Soo’s performance is a golden highlight of the entire season. Her voice can be muscular, featherlight, torrential or lilting, as is needed, and her royal comportment carries the same exasperated whimsy as Julie Andrews, the role’s originator. A tableau towards the end of the first act in which she looks over her decollété shoulder, away from Lancelot, is the stuff of Sargent paintings. And, though Jennifer Moeller’s costumes are all-around terrific, hers are designed and fitted so gorgeously, to the point where I half-expected a “Miss Soo’s Gowns By” credit at the end, like an old Grace Kelly movie.
Aaron Sorkin works up an answer to that question in the new Lincoln Center Theater production of the 1960 Lerner & Loewe musical, and the result is an adaptation that seems at every turn to be pleading its case for its own relevance. Where the West Wingcreator conjured a real sort of writerly sorcery in 2018 with his transformation of the beloved property To Kill A Mockingbird into a new, relevant and thrilling stage work, his efforts this time around often seem strained in their attempts to drag Camelot into the 21st Century.

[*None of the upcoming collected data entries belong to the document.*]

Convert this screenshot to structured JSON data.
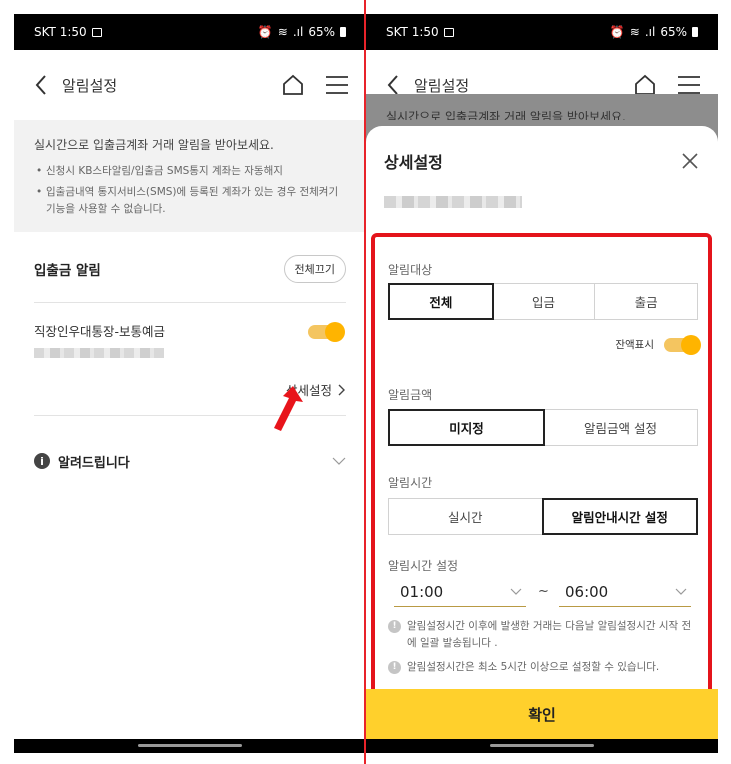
{
  "status": {
    "carrier_time": "SKT 1:50",
    "battery": "65%"
  },
  "left": {
    "appbar_title": "알림설정",
    "notice": {
      "main": "실시간으로 입출금계좌 거래 알림을 받아보세요.",
      "bullets": [
        "신청시 KB스타알림/입출금 SMS통지 계좌는 자동해지",
        "입출금내역 통지서비스(SMS)에 등록된 계좌가 있는 경우 전체켜기 기능을 사용할 수 없습니다."
      ]
    },
    "section_label": "입출금 알림",
    "all_off_button": "전체끄기",
    "account_name": "직장인우대통장-보통예금",
    "account_toggle_on": true,
    "detail_link": "상세설정",
    "info_label": "알려드립니다"
  },
  "right": {
    "appbar_title": "알림설정",
    "dim_notice": "실시간으로 입출금계좌 거래 알림을 받아보세요.",
    "sheet_title": "상세설정",
    "target_label": "알림대상",
    "target_options": [
      "전체",
      "입금",
      "출금"
    ],
    "target_selected": "전체",
    "balance_label": "잔액표시",
    "balance_toggle_on": true,
    "amount_label": "알림금액",
    "amount_options": [
      "미지정",
      "알림금액 설정"
    ],
    "amount_selected": "미지정",
    "time_label": "알림시간",
    "time_options": [
      "실시간",
      "알림안내시간 설정"
    ],
    "time_selected": "알림안내시간 설정",
    "time_setting_label": "알림시간 설정",
    "start_time": "01:00",
    "end_time": "06:00",
    "tilde": "~",
    "hints": [
      "알림설정시간 이후에 발생한 거래는 다음날 알림설정시간 시작 전에 일괄 발송됩니다 .",
      "알림설정시간은 최소 5시간 이상으로 설정할 수 있습니다."
    ],
    "confirm_button": "확인"
  },
  "colors": {
    "accent_yellow": "#ffd02c",
    "toggle_knob": "#ffb400",
    "highlight_red": "#e4141b"
  }
}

Kudos to the Times for calling out the weakness of the score. Yes, it made a lovely cast album. But it never really engages with the political themes. And while the leads sing charm songs and ballads a plenty, they don't convincingly make the jump from musical comedy youths to tragic, psychologically complex adults after intermission. Why does Guenevere love Lancelot? How does she feel about Arthur? How many weather metaphors can one show hold?
Chris Jones's comments about Camelot's heterosexuality ignore that the work has always had a queer element. Roddy Mcdowell was the first Mordred. And Richard Harris made film Arthur a big ole fop.

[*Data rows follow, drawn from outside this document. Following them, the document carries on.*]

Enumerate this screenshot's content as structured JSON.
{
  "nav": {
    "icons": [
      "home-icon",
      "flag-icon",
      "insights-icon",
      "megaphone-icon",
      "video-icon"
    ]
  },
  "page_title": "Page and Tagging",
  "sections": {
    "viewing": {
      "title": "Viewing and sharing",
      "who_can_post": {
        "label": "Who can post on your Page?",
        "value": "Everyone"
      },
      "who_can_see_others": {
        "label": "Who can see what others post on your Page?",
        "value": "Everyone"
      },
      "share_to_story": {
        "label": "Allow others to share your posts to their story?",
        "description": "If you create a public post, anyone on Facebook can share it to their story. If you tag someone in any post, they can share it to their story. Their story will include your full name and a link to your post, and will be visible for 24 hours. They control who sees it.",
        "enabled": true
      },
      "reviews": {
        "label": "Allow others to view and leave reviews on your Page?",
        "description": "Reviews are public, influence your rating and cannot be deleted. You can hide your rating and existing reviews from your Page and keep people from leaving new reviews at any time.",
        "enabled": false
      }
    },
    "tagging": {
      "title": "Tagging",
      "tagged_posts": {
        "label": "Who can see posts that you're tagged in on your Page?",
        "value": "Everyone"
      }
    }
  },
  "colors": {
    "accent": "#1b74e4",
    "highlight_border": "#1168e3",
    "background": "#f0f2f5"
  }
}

"fear of the narrative dominance of a handsome, confident, heterosexual male, which means that Donica gets heavy eyeliner and Burnap, for all his talent, comes off as a less-than-effectual wimp half the time;"
Woah... These reviews are extremely mixed/divisive to say the least. Honestly, I agree that the Tony race is between Sweeney Todd and Parade at this point. I'm still seeing it in June to form my own opinion of it, but the reviews are keeping expectations in check.